IL RUOLO DELLA DONNA SECONDO MATTEO SALVINI

Forse non tutti conoscono la pratica del Sati. Attuata in India tra il 1815 e il 1818, prevedeva che una volta morto il marito, la vedova si immolasse viva sulla pira funeraria del consorte defunto. Il rito era percepito come un atto di devozione verso il marito e solo le donne “virtuose” erano in grado di compierlo. In quegli anni furono registrati ben 2366 casi di pratica del Sati.

La storia che raccontiamo oggi è una vicenda dei nostri giorni, che vede ancora protagoniste le donne. Donne che hanno impiegato anni per conquistare faticosamente la propria libertà di autodeterminazione e il diritto a dire la prima e l’ultima parola sul proprio corpo e sulle proprie gravidanze. Donne purtroppo non “virtuose” a tal punto da divenire oggetto di propaganda di Matteo Salvini.

Il pronto soccorso non è la soluzione a stili di vita incivili“. Così ha sentenziato sulla pubblica piazza il leader della lega.

Ancora una volta, si cerca di spostare l’attenzione da una cultura preventiva ad una cultura punitiva. Le donne non “virtuose”, quelle che chiedono di abortire, dunque, vengono messe sotto accusa pubblicamente. Non solo, si acconsente al fatto che la pubblica piazza ispezioni e indaghi i presupposti e i motivi che portano la donna ad una decisione che, già di per sè, ferisce il proprio animo e la propria biologia.

Non importa che le dichiarazioni di Salvini siano tribali, non importa che le donne che tacitamente si accostano all’ interruzione di gravidanza, portano dentro una scelta straziante che non avrebbero voluto fare. Non importa che si tratta di donne fragili, che vivono quella circostanza per un errore drammatico, per disperazione, per ignoranza.

Non importa, soprattutto, sapere che se una donna non ha intenzione di portare avanti una gravidanza, troverà comunque un modo per non farlo, e se non sarò l’ospedale ad ospitarla, finirà in mani inesperte. Rischiando la propria vita.

Per Matteo Salvini tutto ciò non conta.

Quel che conta è ridefinire il ruolo della donna ignorando il principio dell’autodeterminazione che presuppone conoscenza e consapevolezza.
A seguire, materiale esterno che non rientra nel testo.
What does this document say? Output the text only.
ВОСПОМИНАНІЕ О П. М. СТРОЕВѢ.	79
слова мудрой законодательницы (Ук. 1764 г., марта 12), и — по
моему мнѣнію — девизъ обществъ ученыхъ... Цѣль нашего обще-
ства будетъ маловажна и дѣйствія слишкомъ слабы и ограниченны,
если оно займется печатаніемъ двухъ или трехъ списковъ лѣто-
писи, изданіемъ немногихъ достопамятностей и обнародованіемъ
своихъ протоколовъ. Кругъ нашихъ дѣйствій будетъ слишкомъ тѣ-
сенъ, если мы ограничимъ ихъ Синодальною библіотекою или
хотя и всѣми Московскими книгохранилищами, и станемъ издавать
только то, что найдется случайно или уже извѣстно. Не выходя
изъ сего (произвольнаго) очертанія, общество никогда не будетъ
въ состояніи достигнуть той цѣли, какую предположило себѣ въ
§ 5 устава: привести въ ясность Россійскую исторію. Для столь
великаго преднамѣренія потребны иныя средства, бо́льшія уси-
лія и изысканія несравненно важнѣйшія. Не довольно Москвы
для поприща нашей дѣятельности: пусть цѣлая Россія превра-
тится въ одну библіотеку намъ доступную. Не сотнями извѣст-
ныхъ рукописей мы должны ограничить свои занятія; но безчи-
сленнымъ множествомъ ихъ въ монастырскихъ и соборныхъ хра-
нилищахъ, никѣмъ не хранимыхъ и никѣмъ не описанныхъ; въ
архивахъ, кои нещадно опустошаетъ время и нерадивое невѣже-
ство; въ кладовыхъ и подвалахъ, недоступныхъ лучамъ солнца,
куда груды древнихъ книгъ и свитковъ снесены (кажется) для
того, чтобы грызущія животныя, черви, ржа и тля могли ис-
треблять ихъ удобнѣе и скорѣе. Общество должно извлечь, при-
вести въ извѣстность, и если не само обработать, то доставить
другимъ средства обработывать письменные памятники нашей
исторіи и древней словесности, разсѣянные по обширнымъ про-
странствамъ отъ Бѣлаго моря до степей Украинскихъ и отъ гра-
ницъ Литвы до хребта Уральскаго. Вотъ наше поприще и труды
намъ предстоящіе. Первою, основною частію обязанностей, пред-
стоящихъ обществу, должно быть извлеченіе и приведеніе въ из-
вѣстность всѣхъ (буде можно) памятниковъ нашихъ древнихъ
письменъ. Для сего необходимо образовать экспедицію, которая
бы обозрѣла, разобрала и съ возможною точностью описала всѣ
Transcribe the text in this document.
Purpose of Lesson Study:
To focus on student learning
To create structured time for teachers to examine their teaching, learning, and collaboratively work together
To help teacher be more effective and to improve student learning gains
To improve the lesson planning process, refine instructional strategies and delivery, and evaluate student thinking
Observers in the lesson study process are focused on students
Quella conoscenza del proprio corpo e quella consapevolezza delle proprie scelte, libere dall’eredità che deriva da secoli di predominanza maschile, basata tutta sulla differenza sessuale che si traduce in una presunta differenza di ruoli e nella tensione tra libertà e potere. Si ripropone un antico dualismo: da una parte la “Donna oggetto”, strumentale, mera destinataria passiva dell’attribuzione di funziona; dall’altra la “Donna virtuosa” che, nel supremo sacrificio della pratica del Sati, si spegne tra le fiamme perché non serve più e non può servire altri. E no per un atto d’amore.